Implicit over explicit

There are two types of metadata (data about data) floating around out there. Implicit and Explicit.

Explicit metadata is data that someone attached to an object because they were asked to do so in order to charitably improve the system.

Implicit metadata is data that someone attached to an object in the natural course of interacting with that object.

Actions that create explicit metadata include:

  • Rating a video on Youtube.
  • Rating a song in your music player.
  • Digging a website on Digg.

Actions that create implicit metadata include:

  • Watching a video on Youtube.
  • Buying a product on Amazon.
  • Skipping past a song in your music player as soon as it gets annoying.

The massively important, and often overlooked, thing about implicit metadata is that it’s generally trustworthy. It’s like the results of a double-blind scientific study. Explicit metadata on the other hand, while often useful, is always in doubt. It’s like the results of an exit poll during an election. People lie. People are stupid. People are remarkably un-self-aware. Going the explicit route exposes you to all of these problems. It’s icky.

Let’s say you wanted to know which users on Yahoo! Answers are experts in a certain topic. Which of these two approaches should you take:
1) Ask each user what they’re an expert in. (Explicit)
2) Look at all of the user’s answers and see what topics they’ve actually gotten a lot of best answers in. (Implicit)

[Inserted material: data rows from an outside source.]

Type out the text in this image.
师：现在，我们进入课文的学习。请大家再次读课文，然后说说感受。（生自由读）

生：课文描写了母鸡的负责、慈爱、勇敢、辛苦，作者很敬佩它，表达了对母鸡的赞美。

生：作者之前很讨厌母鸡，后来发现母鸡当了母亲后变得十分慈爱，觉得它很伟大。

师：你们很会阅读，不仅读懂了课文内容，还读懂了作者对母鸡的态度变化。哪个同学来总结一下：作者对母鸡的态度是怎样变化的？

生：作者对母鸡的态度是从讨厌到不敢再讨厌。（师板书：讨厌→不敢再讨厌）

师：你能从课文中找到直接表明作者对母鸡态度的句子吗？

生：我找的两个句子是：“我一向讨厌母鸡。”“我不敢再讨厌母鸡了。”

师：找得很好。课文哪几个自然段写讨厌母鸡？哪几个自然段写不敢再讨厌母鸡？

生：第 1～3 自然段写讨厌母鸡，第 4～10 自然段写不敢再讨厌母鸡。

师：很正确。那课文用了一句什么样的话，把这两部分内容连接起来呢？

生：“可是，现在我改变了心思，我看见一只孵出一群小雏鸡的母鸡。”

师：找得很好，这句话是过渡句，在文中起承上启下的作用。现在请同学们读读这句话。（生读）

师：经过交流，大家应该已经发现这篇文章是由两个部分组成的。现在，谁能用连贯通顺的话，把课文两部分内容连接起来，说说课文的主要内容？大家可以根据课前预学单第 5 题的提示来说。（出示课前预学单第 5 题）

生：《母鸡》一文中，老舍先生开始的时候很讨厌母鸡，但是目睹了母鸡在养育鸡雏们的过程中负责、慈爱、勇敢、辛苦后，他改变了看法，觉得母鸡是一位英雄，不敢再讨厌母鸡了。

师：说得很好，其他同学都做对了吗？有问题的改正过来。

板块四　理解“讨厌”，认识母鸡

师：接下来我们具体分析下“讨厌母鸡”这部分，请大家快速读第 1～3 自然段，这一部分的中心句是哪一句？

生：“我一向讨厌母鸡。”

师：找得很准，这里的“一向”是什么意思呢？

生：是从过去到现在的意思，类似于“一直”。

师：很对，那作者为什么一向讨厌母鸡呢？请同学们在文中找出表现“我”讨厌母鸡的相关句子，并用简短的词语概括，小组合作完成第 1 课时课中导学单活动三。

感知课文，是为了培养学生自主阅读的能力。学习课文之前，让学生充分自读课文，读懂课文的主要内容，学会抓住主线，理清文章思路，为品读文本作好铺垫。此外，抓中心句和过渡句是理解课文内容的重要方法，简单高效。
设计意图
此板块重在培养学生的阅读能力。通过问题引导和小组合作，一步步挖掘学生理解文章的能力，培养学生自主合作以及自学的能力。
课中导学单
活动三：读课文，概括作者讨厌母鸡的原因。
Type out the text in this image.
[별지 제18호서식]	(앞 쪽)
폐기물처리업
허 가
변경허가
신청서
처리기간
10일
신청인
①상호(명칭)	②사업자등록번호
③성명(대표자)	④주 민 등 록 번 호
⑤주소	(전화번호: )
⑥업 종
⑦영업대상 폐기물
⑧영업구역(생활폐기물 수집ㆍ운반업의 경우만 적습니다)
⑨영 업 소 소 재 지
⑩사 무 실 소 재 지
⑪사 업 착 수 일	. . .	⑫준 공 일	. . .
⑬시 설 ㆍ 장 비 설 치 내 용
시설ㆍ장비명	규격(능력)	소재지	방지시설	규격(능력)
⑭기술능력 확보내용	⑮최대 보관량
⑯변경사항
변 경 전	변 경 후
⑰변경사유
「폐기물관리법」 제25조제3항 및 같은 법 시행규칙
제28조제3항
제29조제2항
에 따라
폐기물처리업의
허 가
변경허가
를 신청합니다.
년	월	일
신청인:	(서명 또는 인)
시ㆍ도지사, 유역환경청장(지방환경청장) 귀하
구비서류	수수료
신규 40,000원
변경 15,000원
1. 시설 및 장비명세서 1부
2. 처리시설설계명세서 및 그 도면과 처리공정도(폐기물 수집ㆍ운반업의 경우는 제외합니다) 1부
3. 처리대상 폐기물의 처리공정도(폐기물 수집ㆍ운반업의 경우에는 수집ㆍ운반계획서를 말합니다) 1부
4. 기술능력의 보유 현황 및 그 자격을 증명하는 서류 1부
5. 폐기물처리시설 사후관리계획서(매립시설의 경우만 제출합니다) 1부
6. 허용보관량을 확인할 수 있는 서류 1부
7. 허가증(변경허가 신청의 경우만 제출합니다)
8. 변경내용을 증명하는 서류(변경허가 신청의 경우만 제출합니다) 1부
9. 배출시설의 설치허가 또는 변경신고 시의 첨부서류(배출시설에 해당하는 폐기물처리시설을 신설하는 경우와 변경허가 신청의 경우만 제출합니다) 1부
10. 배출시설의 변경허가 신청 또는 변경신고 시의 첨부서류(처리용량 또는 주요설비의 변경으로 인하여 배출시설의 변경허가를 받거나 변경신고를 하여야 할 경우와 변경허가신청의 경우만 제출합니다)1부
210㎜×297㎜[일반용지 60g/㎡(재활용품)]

Let’s say you wanted to be able to tell which websites are interesting and which ones are not. Which of these two approaches should you take?
1) Ask people to give a thumbs up to websites that they like. (Explicit)
2) Look at which websites people have chosen to link to in other websites. (Implicit).

The correct answer in both cases is without a doubt 2. In the 2nd example, 2 is the PageRank approach that spawned the massively successful 800 pound Google gorilla. 1 is the approach that spawned the interesting but relatively tiny and easily spammed Digg.

After PageRank, my other favorite example of the excellent use of implicit metadata is Flickr’s “interestingness“. As the site grew, identifying high quality pictures in the system became a more important problem. To figure out which pictures to highlight and which photographers to drive attention to, they had two choices:
1) Ask people which pictures they think are cool with a rating system.
2) Figure it out algorithmically based on already available information.

They chose 2, and it’s awesome. Just like PageRank, nobody knows exactly how, but it just works. It’s like magic. Interesting pictures just bubble up to the top. It’s nearly impossible to game, despite the incentives to do so (ego, money, etc.). They can change the rules anytime they want and they have a ton of information to work with (# Comments, who commented, # views, who viewed, what camera was used, which websites link to it, time to first comment, etc. etc.). If they had chosen to rely instead on explicit ratings, I think Flickr would be a spammy, porn-filled, lower class venue today.

The approach they opted for is one that any social site is capable of taking. You just have to generate and track the right kind of metadata.

Don’t ask your users to tag stuff for the benefit of the community. Instead, make tagging a way for them to organize their own stuff. Don’t give people a rating system. Instead, give them tools to save and share their favorite stuff.

Then you just have to sit back and watch which items they actually save and share. Each action is an implicit thumbs up.

The beauty of it is that instead of giving your users another chore (rating), you’ve instead improved their experience by giving them new, useful tools. In an effort to gather good implicit metadata, you’re actually often forced to improve the user experience. It makes you go for the win-win. It’s the right way to do things.